ECHR rules Turkey to pay 1 million euros to main opposition CHP

STRASBOURG
ECHR rules Turkey to pay 1 million euros to main opposition CHP The European Court of Human Rights (ECHR) has ordered Turkey to pay the main opposition Republican People’s Party (CHP) 1 million euros for pecuniary damages over the confiscation of a substantial portion of the party’s assets by the Constitutional Court following an inspection of its accounts for the years 2007 to 2009.

The European court concluded that the “high standard of foreseeability required as regards the laws that govern the inspection of the finances of political parties had not been satisfied in the applicant party’s case.” 
“Accordingly, the confiscation orders had not been ‘prescribed by law,’ in breach of Article 11,” it added.

The asset confiscation came after a Constitutional Court inspection required by the Turkish constitution. As a result of the inspection, while the Turkish court had found that the income and expenses were “financially accurate and that the income had been mostly in compliance with the applicable rules under the Political Parties Act,” it also concluded that “some expenses incurred in the periods under review had been in violation of that Act.”

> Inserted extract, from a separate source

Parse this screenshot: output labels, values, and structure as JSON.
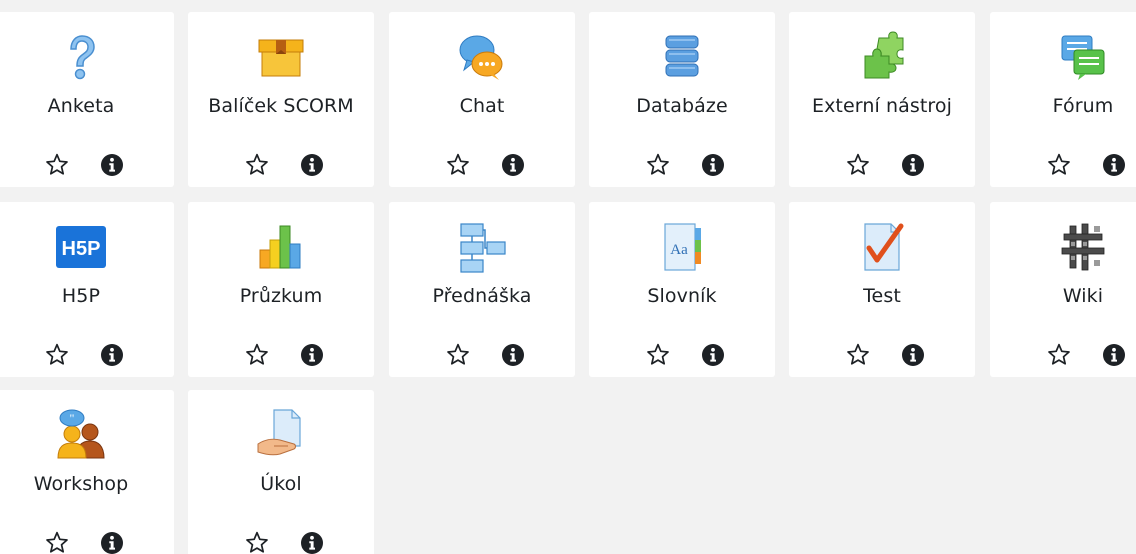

The CHP, in return, complained that the confiscation had put a “substantial financial strain on its political activities” and applied to the ECHR in 2013.  

Meanwhile, in another ruling concerning Turkey, the ECHR has ruled that its article regarding “right to life” was violated when Turkish authorities failed to conduct an “adequate” investigation into the death of Hüseyin Başbilen, an engineer who worked for a Turkish defense contractor and was found dead in his car with his throat and left wrist slashed in 2006.

In its April 26 ruling, the court ruled Turkey must pay 20,000 euros to Başbilen’s parents, Vehbi and Keziban Başbilen, who lodged an application to the ECHR after a series of legal processes that caused the stalling and delay of their son’s case.    

At the time of Başbilen’s death, an Ankara prosecutor’s office had opened an investigation and concluded after examining evidence and an autopsy that Başbilen’s death was suicide, not a murder, despite his parents’ claims otherwise, and closed the investigation. 

A second investigation was launched into the death in 2010 after his twin brother filed a criminal complaint over media reports of “foreign intelligence services stealing important weapons technology, killing those who had not wished to collaborate with them and making their murders look like suicides.”

In regards to the second investigation, the ECHR ruled that Turkish authorities had not been “capable of rectifying the shortcomings of the first investigation due to the passage of time and, in any case, it was still pending more than nine years.” 

Before his death, Başbilen was working as an engineer at Aselsan, a leading Turkish defense manufacturer based in capital Ankara.